La fin d’un interminable feuilleton à rebondissements ? Rien n’est moins sûr. Seven & i et Couche-Tard (ACT) ont déclaré conjointement étudier des cessions de magasins afin d’apaiser les craintes des régulateurs américains en matière d’antitrust.
« Les conseillers financiers d’ACT et de Seven & i ont commencé à approcher conjointement des acquéreurs potentiels », a indiqué le groupe japonais, sans préciser quels établissements étaient concernés.
Avec 85 000 magasins dans une vingtaine de pays, 7-Eleven est la plus grande chaîne de supérettes au monde et le leader incontesté aux États-Unis. Fondée aux États-Unis, elle est passée sous pavillon japonais en 1990, lorsque le milliardaire Masatoshi Ito l’a intégrée à son empire international.
Jusqu’ici, Seven & i s’opposait à l’offre de rachat d’ACT, qui valoriserait l’entreprise à 47 milliards de dollars. Une première proposition avait été rejetée en septembre. Jeudi encore, le groupe japonais annonçait la cession de son activité de supermarchés et un vaste programme de rachat d’actions d’ici 2030, autant de mesures visant à renforcer sa valorisation et sa rentabilité pour décourager Couche-Tard.

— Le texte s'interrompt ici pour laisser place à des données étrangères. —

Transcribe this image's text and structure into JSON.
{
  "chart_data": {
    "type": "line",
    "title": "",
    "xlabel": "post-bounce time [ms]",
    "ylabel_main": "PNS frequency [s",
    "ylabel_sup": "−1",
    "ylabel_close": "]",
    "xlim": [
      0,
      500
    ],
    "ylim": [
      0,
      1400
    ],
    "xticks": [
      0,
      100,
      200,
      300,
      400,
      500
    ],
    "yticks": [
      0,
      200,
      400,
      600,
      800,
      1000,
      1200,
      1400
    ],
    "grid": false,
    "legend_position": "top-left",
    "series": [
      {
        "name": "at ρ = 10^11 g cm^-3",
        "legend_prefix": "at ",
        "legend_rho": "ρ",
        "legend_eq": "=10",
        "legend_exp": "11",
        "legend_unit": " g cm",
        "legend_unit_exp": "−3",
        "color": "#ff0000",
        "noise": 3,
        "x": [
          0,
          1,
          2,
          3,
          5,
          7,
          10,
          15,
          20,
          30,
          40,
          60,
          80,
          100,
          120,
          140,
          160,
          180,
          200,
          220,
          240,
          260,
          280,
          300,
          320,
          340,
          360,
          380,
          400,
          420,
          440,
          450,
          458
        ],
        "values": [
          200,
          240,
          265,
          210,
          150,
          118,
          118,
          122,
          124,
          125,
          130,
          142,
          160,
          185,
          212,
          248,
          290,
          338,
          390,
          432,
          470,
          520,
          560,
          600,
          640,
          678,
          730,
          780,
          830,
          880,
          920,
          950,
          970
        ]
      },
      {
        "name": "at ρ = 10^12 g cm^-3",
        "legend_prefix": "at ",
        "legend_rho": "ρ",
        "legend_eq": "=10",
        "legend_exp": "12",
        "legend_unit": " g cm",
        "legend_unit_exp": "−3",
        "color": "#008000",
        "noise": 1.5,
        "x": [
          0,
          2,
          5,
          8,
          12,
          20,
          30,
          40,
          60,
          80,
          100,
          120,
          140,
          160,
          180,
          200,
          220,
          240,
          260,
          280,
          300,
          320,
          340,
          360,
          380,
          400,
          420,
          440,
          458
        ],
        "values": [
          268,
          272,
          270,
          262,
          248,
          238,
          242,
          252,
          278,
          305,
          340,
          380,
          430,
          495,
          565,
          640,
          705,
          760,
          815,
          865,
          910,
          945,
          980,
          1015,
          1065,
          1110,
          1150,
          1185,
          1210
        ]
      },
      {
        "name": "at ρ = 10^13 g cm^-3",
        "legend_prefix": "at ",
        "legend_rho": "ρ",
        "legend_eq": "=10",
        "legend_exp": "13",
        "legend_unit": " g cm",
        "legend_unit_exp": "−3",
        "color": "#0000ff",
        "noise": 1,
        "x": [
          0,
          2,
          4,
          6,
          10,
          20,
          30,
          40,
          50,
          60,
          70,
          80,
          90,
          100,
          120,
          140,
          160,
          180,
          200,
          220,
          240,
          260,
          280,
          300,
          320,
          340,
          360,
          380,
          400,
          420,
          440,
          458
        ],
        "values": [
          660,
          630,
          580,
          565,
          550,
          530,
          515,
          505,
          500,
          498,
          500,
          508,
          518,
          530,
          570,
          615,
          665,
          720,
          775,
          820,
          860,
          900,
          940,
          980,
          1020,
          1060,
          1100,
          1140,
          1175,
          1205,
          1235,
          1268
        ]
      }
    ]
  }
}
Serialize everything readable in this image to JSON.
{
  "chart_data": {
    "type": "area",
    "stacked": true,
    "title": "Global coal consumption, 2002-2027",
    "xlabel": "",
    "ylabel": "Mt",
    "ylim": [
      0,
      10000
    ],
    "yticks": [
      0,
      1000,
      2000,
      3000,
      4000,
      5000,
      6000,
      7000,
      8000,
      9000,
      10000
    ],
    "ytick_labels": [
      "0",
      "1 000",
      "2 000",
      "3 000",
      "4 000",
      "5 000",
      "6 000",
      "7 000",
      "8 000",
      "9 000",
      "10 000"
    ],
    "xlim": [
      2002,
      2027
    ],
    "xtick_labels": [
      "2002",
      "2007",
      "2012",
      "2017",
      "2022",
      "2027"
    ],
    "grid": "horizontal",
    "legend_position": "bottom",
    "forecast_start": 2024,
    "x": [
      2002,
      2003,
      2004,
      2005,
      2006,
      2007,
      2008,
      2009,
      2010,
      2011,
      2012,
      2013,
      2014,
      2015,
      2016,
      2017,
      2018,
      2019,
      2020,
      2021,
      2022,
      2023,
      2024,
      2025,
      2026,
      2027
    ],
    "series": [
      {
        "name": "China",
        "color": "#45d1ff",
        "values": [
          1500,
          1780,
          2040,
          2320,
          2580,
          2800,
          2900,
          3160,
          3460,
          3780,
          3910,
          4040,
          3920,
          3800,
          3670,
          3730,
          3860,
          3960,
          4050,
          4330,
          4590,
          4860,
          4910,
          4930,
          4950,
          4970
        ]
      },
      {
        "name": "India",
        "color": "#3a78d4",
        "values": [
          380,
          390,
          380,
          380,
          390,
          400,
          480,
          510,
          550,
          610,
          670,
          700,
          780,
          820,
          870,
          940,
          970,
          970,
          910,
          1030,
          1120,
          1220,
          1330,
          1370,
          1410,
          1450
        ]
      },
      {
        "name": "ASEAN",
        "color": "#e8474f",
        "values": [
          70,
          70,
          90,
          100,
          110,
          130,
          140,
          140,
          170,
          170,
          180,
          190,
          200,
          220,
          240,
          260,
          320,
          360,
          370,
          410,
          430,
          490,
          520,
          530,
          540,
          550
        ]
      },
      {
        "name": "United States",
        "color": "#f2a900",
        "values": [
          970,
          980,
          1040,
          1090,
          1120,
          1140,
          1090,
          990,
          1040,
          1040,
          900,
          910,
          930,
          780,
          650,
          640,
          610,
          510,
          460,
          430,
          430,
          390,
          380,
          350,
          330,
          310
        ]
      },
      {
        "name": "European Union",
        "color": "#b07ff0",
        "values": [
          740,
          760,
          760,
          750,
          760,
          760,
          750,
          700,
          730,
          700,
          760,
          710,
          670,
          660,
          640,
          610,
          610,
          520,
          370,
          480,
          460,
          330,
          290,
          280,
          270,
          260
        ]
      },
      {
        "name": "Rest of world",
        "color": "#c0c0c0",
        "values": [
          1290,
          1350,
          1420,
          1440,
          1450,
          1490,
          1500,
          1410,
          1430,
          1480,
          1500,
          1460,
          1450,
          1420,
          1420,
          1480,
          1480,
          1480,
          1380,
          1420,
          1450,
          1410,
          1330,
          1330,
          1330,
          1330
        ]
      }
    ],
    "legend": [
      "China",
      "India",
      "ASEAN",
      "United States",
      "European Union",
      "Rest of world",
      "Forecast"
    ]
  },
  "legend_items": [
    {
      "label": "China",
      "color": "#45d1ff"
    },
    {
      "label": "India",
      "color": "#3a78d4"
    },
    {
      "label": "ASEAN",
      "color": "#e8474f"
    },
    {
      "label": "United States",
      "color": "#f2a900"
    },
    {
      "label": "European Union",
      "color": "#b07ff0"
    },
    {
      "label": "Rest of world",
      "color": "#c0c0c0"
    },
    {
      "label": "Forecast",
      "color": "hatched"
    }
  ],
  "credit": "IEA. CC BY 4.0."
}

Dans ce contexte, Seven & i a décidé de remplacer son PDG Ryuichi Isaka par Stephen Dacus, un Américain de 64 ans, administrateur indépendant et vétéran du secteur de la distribution au Japon. « J’ai moi-même travaillé dans un 7-Eleven dans ma jeunesse : mon père était franchisé, je devais y travailler de nuit… Une expérience formidable qui m’a permis d’apprécier combien nos franchisés travaillent dur et sont essentiels à notre réussite », a déclaré début mars le nouveau patron devant la presse. « Nous devons revenir aux fondamentaux, réduire la complexité de notre activité, diminuer les coûts et investir dans ce qui compte pour nos clients », a-t-il martelé.
Couche-Tard est déjà solidement implanté aux États-Unis
Une fusion entre Seven & i et ACT se heurterait à des défis réglementaires considérables. Couche-Tard est déjà solidement implanté aux États-Unis avec des milliers de magasins sous sa marque Circle K. L’ensemble représenterait un mastodonte du commerce de proximité difficile à faire valider par les autorités.
« Une question fondamentale est de savoir comment organiser la cession de 2 000 magasins ou plus, qui se chevauchent et devront être vendus à un acheteur viable, crédible et indépendant », a souligné Seven & i lundi.
Jusqu’à présent, ACT souhaitait conclure un accord avant d’identifier les magasins à céder. Un scénario jugé trop risqué par Seven & i, qui refusait « d’entrer aveuglément dans un accord de fusion sans perspective claire sur sa finalisation ». Le groupe japonais se montre désormais plus ouvert et explore avec ACT un « plan de désinvestissement crédible et réalisable » qui permettrait une évaluation plus réaliste de la proposition de Couche-Tard.
7-Eleven bientôt recentré sur le Japon ?
Couche-Tard reste optimiste. Dans une déclaration transmise samedi à l’AFP, le groupe canadien s’est dit persuadé « qu’il existe une voie claire pour obtenir les approbations réglementaires » aux États-Unis. Il affirme avoir déjà identifié un portefeuille de magasins susceptibles d’être cédés. Mais la perspective d’un mariage demeure incertaine. « Seven & i a toujours l’intention de lutter contre ce qui est de facto une OPA hostile de la part d’ACT », analyse Roy Larke, du cabinet JapanConsuming. Selon lui, Seven & i pourrait préférer se délester d’une partie de 7-Eleven pour se recentrer sur le Japon. « Un accord pourrait être conclu pour fusionner leurs activités aux États-Unis, mais les difficultés antitrust restent un obstacle majeur », estime-t-il.
Jeudi dernier, Seven & i a justement annoncé son projet d’introduire en Bourse à Wall Street sa branche 7-Eleven américaine d’ici fin 2026. Objectif : lui offrir une plus grande autonomie décisionnelle et une flexibilité financière accrue pour mieux s’adapter aux exigences du marché local. Le dossier est suivi de près par le gouvernement japonais, qui considère Seven & i comme une entreprise « essentielle ». Un quart des 7-Eleven se trouvent au Japon, où ces supérettes omniprésentes offrent une gamme étendue de services, des plats à emporter aux billetteries de concert.